Oil prices edged up on Tuesday on hopes of more economic stimulus in China after disappointing data from the world’s No.2 economy.
Front month U.S. crude climbed 24 cents to $58.38 a barrel by 0320 GMT, after ending the previous session down 99 cents.
Brent for June delivery rose 19 cents to $62.88 a barrel, having settled down 62 cents in the previous session.
China’s consumer inflation weakened more than market expectations, to 1.2 percent year-on-year in May, raising concerns about growing deflationary pressures as the economy cools. Its producer prices fell for the 38th straight month.
“The weak data continues to point out the sluggish demand in the real economy. The government should roll out more easing measures to lower the real financing costs to boost growth,” said Yu Yafang, macro strategist at Huachuang Securities in Beijing.
Chinese oil imports fell about 11 percent in May from a year ago in the steepest drop since November 2013.
“The weak import numbers were a result of a significant increase in refinery maintenance in May…At the same time, the strong level of imports in recent months has put pressure on storage facilities at ports in China,” Australia and New Zealand Banking Group Ltd (ANZ) said in a research note on Tuesday.
“This should be alleviated later this year as the construction of new storage facilities is completed.”
EYES ON SUPPLY FROM IRAQ, IRAN
Investors have also been concentrating on supply, with OPEC on Friday agreeing to continue unconstrained output.
“Focus has now turned to Iran and Iraq, where both countries are expecting to raise exports in the short term,” ANZ said in another note.

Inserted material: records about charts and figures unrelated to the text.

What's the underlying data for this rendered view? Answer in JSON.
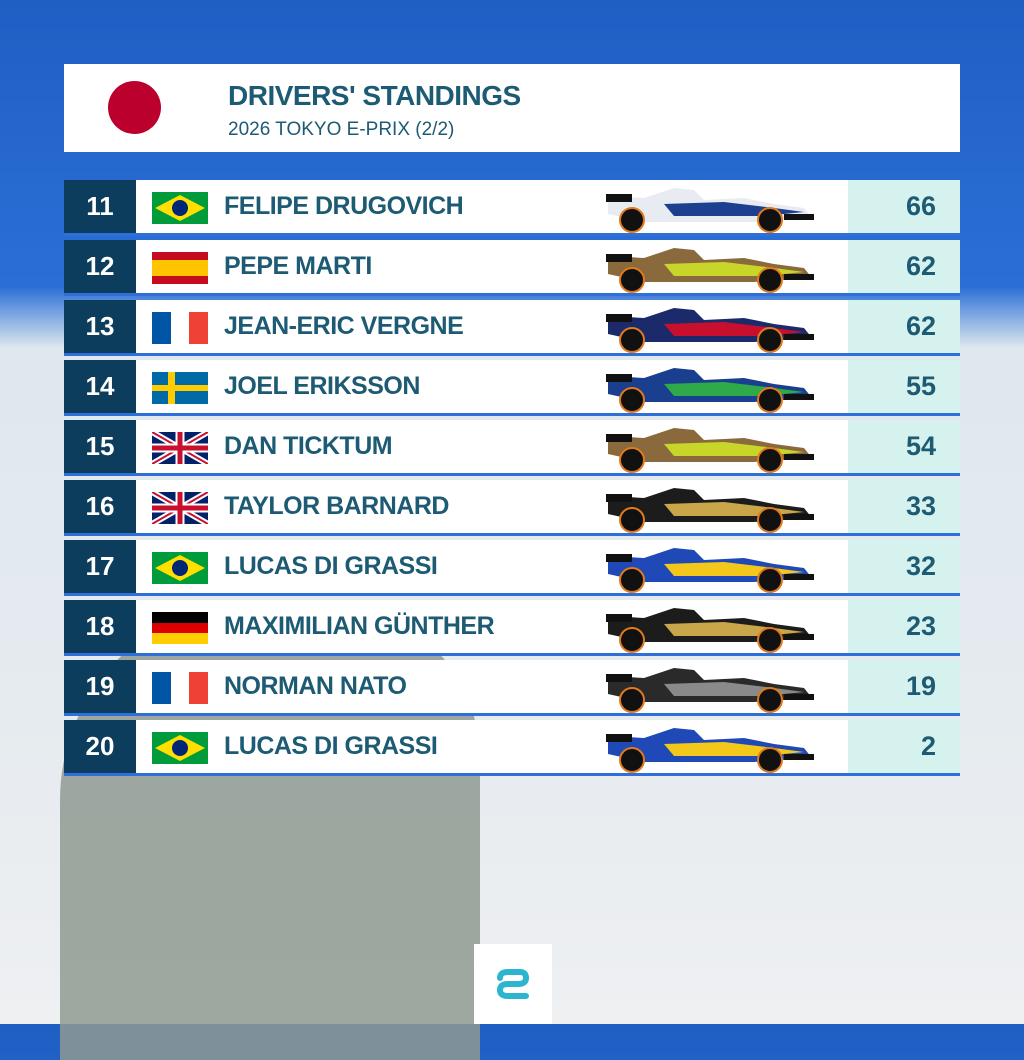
{
  "header": {
    "title": "DRIVERS' STANDINGS",
    "subtitle": "2026 TOKYO E-PRIX (2/2)"
  },
  "table": {
    "rows": [
      [
        "11",
        "FELIPE DRUGOVICH",
        "66"
      ],
      [
        "12",
        "PEPE MARTI",
        "62"
      ],
      [
        "13",
        "JEAN-ERIC VERGNE",
        "62"
      ],
      [
        "14",
        "JOEL ERIKSSON",
        "55"
      ],
      [
        "15",
        "DAN TICKTUM",
        "54"
      ],
      [
        "16",
        "TAYLOR BARNARD",
        "33"
      ],
      [
        "17",
        "LUCAS DI GRASSI",
        "32"
      ],
      [
        "18",
        "MAXIMILIAN GÜNTHER",
        "23"
      ],
      [
        "19",
        "NORMAN NATO",
        "19"
      ],
      [
        "20",
        "LUCAS DI GRASSI",
        "2"
      ]
    ]
  }
}
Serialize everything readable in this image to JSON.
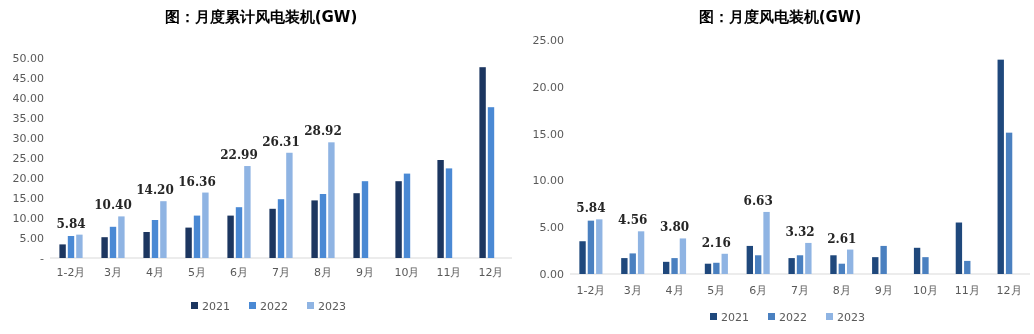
{
  "chart_data": [
    {
      "type": "bar",
      "title": "图：月度累计风电装机(GW)",
      "categories": [
        "1-2月",
        "3月",
        "4月",
        "5月",
        "6月",
        "7月",
        "8月",
        "9月",
        "10月",
        "11月",
        "12月"
      ],
      "series": [
        {
          "name": "2021",
          "color": "#1c3660",
          "values": [
            3.4,
            5.2,
            6.5,
            7.6,
            10.6,
            12.3,
            14.4,
            16.2,
            19.2,
            24.5,
            47.7
          ]
        },
        {
          "name": "2022",
          "color": "#4a89d4",
          "values": [
            5.5,
            7.8,
            9.5,
            10.6,
            12.7,
            14.7,
            16.0,
            19.2,
            21.1,
            22.4,
            37.7
          ]
        },
        {
          "name": "2023",
          "color": "#8fb4e3",
          "values": [
            5.84,
            10.4,
            14.2,
            16.36,
            22.99,
            26.31,
            28.92,
            null,
            null,
            null,
            null
          ],
          "value_labels": [
            "5.84",
            "10.40",
            "14.20",
            "16.36",
            "22.99",
            "26.31",
            "28.92",
            null,
            null,
            null,
            null
          ]
        }
      ],
      "ylim": [
        0,
        50
      ],
      "yticks": [
        {
          "value": 0,
          "label": "-"
        },
        {
          "value": 5,
          "label": "5.00"
        },
        {
          "value": 10,
          "label": "10.00"
        },
        {
          "value": 15,
          "label": "15.00"
        },
        {
          "value": 20,
          "label": "20.00"
        },
        {
          "value": 25,
          "label": "25.00"
        },
        {
          "value": 30,
          "label": "30.00"
        },
        {
          "value": 35,
          "label": "35.00"
        },
        {
          "value": 40,
          "label": "40.00"
        },
        {
          "value": 45,
          "label": "45.00"
        },
        {
          "value": 50,
          "label": "50.00"
        }
      ],
      "grid": false,
      "legend": "bottom"
    },
    {
      "type": "bar",
      "title": "图：月度风电装机(GW)",
      "categories": [
        "1-2月",
        "3月",
        "4月",
        "5月",
        "6月",
        "7月",
        "8月",
        "9月",
        "10月",
        "11月",
        "12月"
      ],
      "series": [
        {
          "name": "2021",
          "color": "#1f487c",
          "values": [
            3.5,
            1.7,
            1.3,
            1.1,
            3.0,
            1.7,
            2.0,
            1.8,
            2.8,
            5.5,
            22.9
          ]
        },
        {
          "name": "2022",
          "color": "#4a80c0",
          "values": [
            5.7,
            2.2,
            1.7,
            1.2,
            2.0,
            2.0,
            1.1,
            3.0,
            1.8,
            1.4,
            15.1
          ]
        },
        {
          "name": "2023",
          "color": "#8fb4e3",
          "values": [
            5.84,
            4.56,
            3.8,
            2.16,
            6.63,
            3.32,
            2.61,
            null,
            null,
            null,
            null
          ],
          "value_labels": [
            "5.84",
            "4.56",
            "3.80",
            "2.16",
            "6.63",
            "3.32",
            "2.61",
            null,
            null,
            null,
            null
          ]
        }
      ],
      "ylim": [
        0,
        25
      ],
      "yticks": [
        {
          "value": 0,
          "label": "0.00"
        },
        {
          "value": 5,
          "label": "5.00"
        },
        {
          "value": 10,
          "label": "10.00"
        },
        {
          "value": 15,
          "label": "15.00"
        },
        {
          "value": 20,
          "label": "20.00"
        },
        {
          "value": 25,
          "label": "25.00"
        }
      ],
      "grid": false,
      "legend": "bottom"
    }
  ]
}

“Iran in particular has the potential to flood the market with the most crude oil if sanctions are lifted later this month. Compounding the situation was U.S. supply remaining at record levels of 9.59 million barrels per day.”

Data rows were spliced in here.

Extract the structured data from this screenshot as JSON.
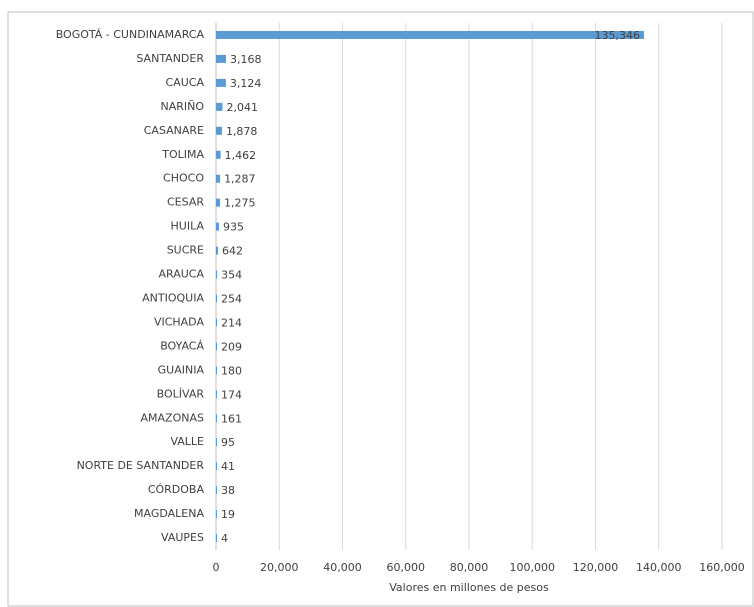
{
  "chart_data": {
    "type": "bar",
    "orientation": "horizontal",
    "x_label": "Valores en millones de pesos",
    "categories": [
      "BOGOTÁ - CUNDINAMARCA",
      "SANTANDER",
      "CAUCA",
      "NARIÑO",
      "CASANARE",
      "TOLIMA",
      "CHOCO",
      "CESAR",
      "HUILA",
      "SUCRE",
      "ARAUCA",
      "ANTIOQUIA",
      "VICHADA",
      "BOYACÁ",
      "GUAINIA",
      "BOLÍVAR",
      "AMAZONAS",
      "VALLE",
      "NORTE DE SANTANDER",
      "CÓRDOBA",
      "MAGDALENA",
      "VAUPES"
    ],
    "values": [
      135346,
      3168,
      3124,
      2041,
      1878,
      1462,
      1287,
      1275,
      935,
      642,
      354,
      254,
      214,
      209,
      180,
      174,
      161,
      95,
      41,
      38,
      19,
      4
    ],
    "value_labels": [
      "135,346",
      "3,168",
      "3,124",
      "2,041",
      "1,878",
      "1,462",
      "1,287",
      "1,275",
      "935",
      "642",
      "354",
      "254",
      "214",
      "209",
      "180",
      "174",
      "161",
      "95",
      "41",
      "38",
      "19",
      "4"
    ],
    "color": "#5b9bd5",
    "xlim": [
      0,
      160000
    ],
    "xticks": [
      0,
      {
        "value": 20000,
        "label": "20,000"
      },
      {
        "value": 40000,
        "label": "40,000"
      },
      {
        "value": 60000,
        "label": "60,000"
      },
      {
        "value": 80000,
        "label": "80,000"
      },
      {
        "value": 100000,
        "label": "100,000"
      },
      {
        "value": 120000,
        "label": "120,000"
      },
      {
        "value": 140000,
        "label": "140,000"
      },
      {
        "value": 160000,
        "label": "160,000"
      }
    ],
    "grid": true
  }
}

Phillip Futures Pte Ltd in Singapore also noted: “Iran attempts to prepare OPEC for their production increase which should come when nuclear sanctions are lifted. The deadline for an agreement for this deal is on the 30 June of 2015 and the main issue would likely be about the pace at which Iranian crude would flood the market.”
Iraqi forces backed by U.S.-led coalition air strikes have opened supply lines into Baiji town and its nearby oil refinery, making progress at last against Islamic State rebels in a seesaw battle that has gone on for months, the Pentagon said on Monday.
An official in Iran – OPEC’s fifth-largest crude producer – said on Monday that eight western European companies are keen to invest in Iran’s $2.8 billion Siraf oil refinery project, as the country ramps up capacity to reduce is dependence on imports.
Oil production declines from the largest U.S. shale plays are forecast to deepen for the third consecutive month in July even as rig productivity remains high, data from the U.S. Energy Information Administration showed on Monday.
Asia shares were subdued on Tuesday, while the dollar relapsed as investors raced to book profits on its post-payroll gains despite all the talk of a U.S. rate rise as early as September.